Rodney Aist, From Topography to Text: The Image of Jerusalem in the Writings of Eucherius, Adomnán and Bede, Turnhout, 2018.
Éditeur : Brepols
Collection : Studia Traditionis Theologiae 30
XXIV+262 pages, 11 b/w ills.
ISBN : 978-2-503-58075-3
65 € (excl. TVA and shipping)
A break-out study on Adomnán's De locis sanctis and the Jerusalem pilgrim texts, From Topography to Text uses new methodological findings on the Christian topography of Jerusalem to examine the source material, religious imagination and mental maps in the related writings of Eucherius, Adomnán and Bede.
From Topography to Text: The Image of Jerusalem in the Writings of Eucherius, Adomnán and Bede uses topographical detail to examine the source material, religious imagination and the image of Jerusalem in three related Latin texts from the fifth, seventh and eighth centuries. The work introduces an original methodology for analyzing the Jerusalem pilgrim texts, defined by their core interest in the commemorative topography of the Christian holy places. By newly identifying the topographical material in Adomnán's description of Jerusalem, the study exposes key distortions in the text, its exclusive intramural focus on the Holy Sepulchre and the eschatological image of New Jerusalem that emerges from its description of contemporary Jerusalem. The study verifies the post-Byzantine provenance of Adomnán's topographical material, namely, the oral report of Arculf, thus redressing scholarly ambivalence regarding Adomnán's contemporary source.
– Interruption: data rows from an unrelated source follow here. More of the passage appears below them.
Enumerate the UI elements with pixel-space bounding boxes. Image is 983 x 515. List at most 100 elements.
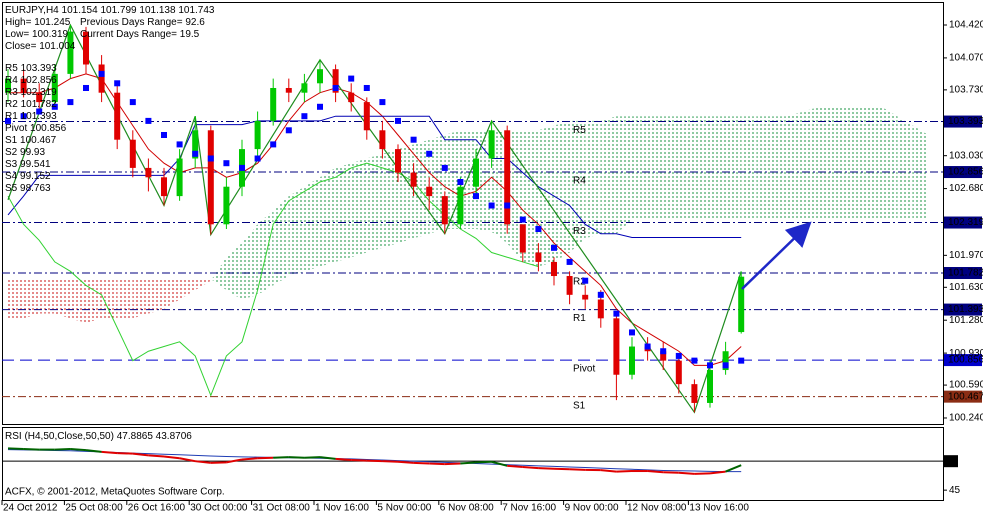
rsi-segment — [241, 457, 258, 461]
pivot-value: 98.763 — [20, 183, 51, 194]
info-label: Current Days Range= — [80, 29, 177, 40]
header: EURJPY,H4 101.154 101.799 101.138 101.74… — [5, 5, 215, 16]
psar-dot — [504, 202, 511, 209]
cloud-segment — [912, 125, 929, 220]
y-tick-label: 102.680 — [949, 183, 983, 194]
rsi-segment — [70, 448, 87, 452]
psar-dot — [67, 99, 74, 106]
psar-dot — [270, 141, 277, 148]
psar-dot — [597, 291, 604, 298]
info-current-range: Current Days Range= 19.5 — [80, 29, 200, 40]
candle-body — [176, 158, 183, 197]
pivot-label: R4 — [573, 176, 586, 187]
cloud-segment — [522, 130, 539, 267]
psar-dot — [582, 277, 589, 284]
candle-body — [83, 31, 89, 65]
y-tick-label: 101.630 — [949, 282, 983, 293]
pivot-list-item: S4 99.152 — [5, 171, 51, 182]
rsi-tick-label: 45 — [949, 485, 961, 496]
x-tick-label: 13 Nov 16:00 — [689, 503, 749, 514]
x-tick-label: 30 Oct 00:00 — [190, 503, 248, 514]
candle-body — [707, 370, 713, 403]
rsi-panel-frame — [2, 427, 944, 501]
pivot-name: S3 — [5, 159, 18, 170]
psar-dot — [551, 244, 557, 251]
rsi-segment — [429, 462, 445, 466]
psar-dot — [566, 258, 573, 265]
candle-body — [332, 69, 339, 93]
pivot-value: 100.856 — [30, 123, 67, 134]
cloud-segment — [663, 116, 679, 220]
info-low: Low= 100.319 — [5, 29, 69, 40]
psar-dot — [192, 150, 199, 157]
rsi-segment — [304, 456, 321, 459]
cloud-segment — [600, 116, 617, 234]
candle-body — [192, 130, 199, 159]
rsi-segment — [678, 471, 695, 475]
last-open: 101.154 — [62, 5, 99, 16]
x-tick-label: 9 Nov 00:00 — [565, 503, 619, 514]
pivot-value-box — [944, 216, 982, 229]
rsi-title: RSI (H4,50,Close,50,50) 47.8865 43.8706 — [5, 431, 192, 442]
rsi-segment — [709, 470, 726, 475]
psar-dot — [207, 155, 214, 162]
candle-body — [457, 186, 464, 225]
candle-body — [722, 351, 729, 371]
info-label: Previous Days Range= — [80, 17, 183, 28]
candle-body — [161, 177, 167, 197]
pivot-value: 101.782 — [21, 99, 58, 110]
cloud-segment — [148, 278, 164, 314]
pivot-name: R2 — [5, 99, 18, 110]
psar-dot — [379, 99, 386, 106]
cloud-segment — [351, 158, 367, 258]
psar-dot — [114, 80, 121, 87]
pivot-value-box — [944, 390, 982, 403]
rsi-segment — [195, 460, 211, 464]
cloud-segment — [881, 106, 898, 220]
rsi-segment — [507, 464, 523, 468]
candle-body — [285, 87, 292, 93]
cloud-segment — [320, 167, 336, 267]
candle-body — [145, 167, 152, 178]
pivot-value-label: 101.782 — [948, 268, 983, 279]
pivot-name: S2 — [5, 147, 18, 158]
symbol: EURJPY,H4 — [5, 5, 59, 16]
rsi-segment — [23, 448, 40, 451]
cloud-segment — [834, 106, 851, 220]
pivot-name: S4 — [5, 171, 18, 182]
candle-layer — [5, 24, 745, 413]
rsi-segment — [273, 456, 289, 459]
pivot-list-item: R4 102.856 — [5, 75, 57, 86]
x-tick-label: 7 Nov 16:00 — [502, 503, 556, 514]
rsi-segment — [319, 456, 336, 460]
rsi-level-box — [944, 455, 958, 468]
info-value: 101.004 — [39, 41, 76, 52]
pivot-list-item: R3 102.319 — [5, 87, 57, 98]
cloud-segment — [803, 106, 820, 220]
info-value: 100.319 — [32, 29, 69, 40]
rsi-segment — [54, 448, 71, 451]
pivot-value-box — [944, 303, 982, 316]
info-label: Close= — [5, 41, 37, 52]
psar-dot — [36, 108, 43, 115]
y-tick-label: 104.420 — [949, 20, 983, 31]
pivot-value: 100.467 — [20, 135, 57, 146]
cloud-segment — [897, 116, 913, 220]
psar-dot — [629, 329, 635, 336]
y-tick-label: 100.590 — [949, 380, 983, 391]
psar-dot — [83, 84, 89, 91]
info-value: 92.6 — [185, 17, 205, 28]
cloud-segment — [164, 278, 180, 309]
rsi-segment — [117, 452, 133, 455]
psar-dot — [348, 75, 355, 82]
rsi-reading: 43.8706 — [156, 431, 193, 442]
cloud-segment — [647, 116, 664, 220]
main-panel-frame — [2, 2, 944, 425]
cloud-segment — [210, 257, 227, 291]
rsi-segment — [210, 461, 227, 464]
candle-body — [51, 73, 58, 103]
psar-dot — [51, 103, 58, 110]
x-tick-label: 31 Oct 08:00 — [253, 503, 311, 514]
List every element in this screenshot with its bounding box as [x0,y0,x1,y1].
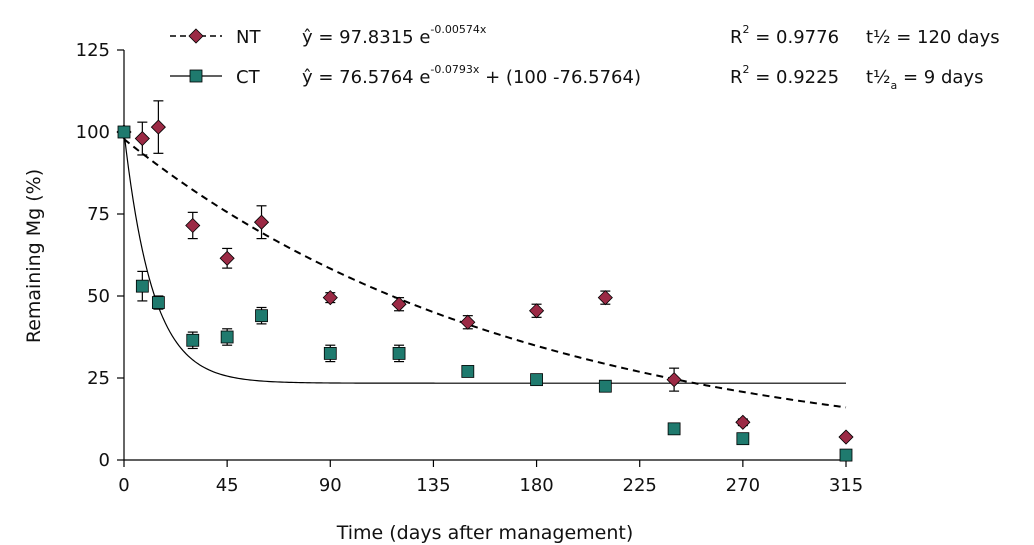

The new insights into Adomnán's De locis sanctis, including its mental map of Jerusalem, provide a template with which to analyze the text's relationship with the writings of Eucherius and Bede. While Bede's De locis sanctis has commonly been regarded as an epitome of Adomnán's work, when the sequence, structure and images of the texts are compared, Eucherius not Adomnán is, for Bede, the authoritative text.
From Topography to Text offers a significant discussion on the Jerusalem pilgrim texts and the Christian topography of the Holy City, while analyzing the image of Jerusalem in the writings of three remote authors who never set foot in the city.
Rodney Aist is a Jerusalem scholar with a specialty on Christian topography and the pre-Crusader pilgrim texts.